In March, a group of volunteers in Lewisham, south London, set up the first Covid-19 Mutual Aid group to facilitate care efforts for those self-isolating due to the pandemic. Focused on immediate needs, their efforts included picking up prescriptions, delivering groceries, dog-walking and regular check-ins for people living alone. Six weeks on, Covid-19 Mutual Aid UK is coordinating thousands of similar networks across the UK and providing best practice and safeguarding guidance to incredibly diverse groups of people – all working under the banner of ‘mutual aid’ within their own communities. The rate of response has been staggering, as has the scale of need and scope of aid provision, sometimes where none previously existed.

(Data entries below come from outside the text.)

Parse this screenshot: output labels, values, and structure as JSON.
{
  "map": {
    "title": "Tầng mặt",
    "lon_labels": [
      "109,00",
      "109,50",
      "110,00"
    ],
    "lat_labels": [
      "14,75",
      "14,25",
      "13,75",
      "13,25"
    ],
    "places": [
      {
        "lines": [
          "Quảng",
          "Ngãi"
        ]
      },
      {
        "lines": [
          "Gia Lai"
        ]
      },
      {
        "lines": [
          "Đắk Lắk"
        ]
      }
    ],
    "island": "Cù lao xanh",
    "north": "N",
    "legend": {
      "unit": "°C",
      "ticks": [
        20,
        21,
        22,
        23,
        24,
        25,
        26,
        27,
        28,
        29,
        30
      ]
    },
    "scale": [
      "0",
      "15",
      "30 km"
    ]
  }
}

Summed up as ‘a group of people organis[ing] to meet their own needs, outside of the formal frameworks of charities, NGOs and government,’ the term ‘mutual aid’ has roots in Peter Kropotkin’s early 20th century anarchist writings. It’s been used to describe historical and current indigenous societies, medieval trades guilds, the UK co-operative movement and a host of other networks based on reciprocity and voluntary membership.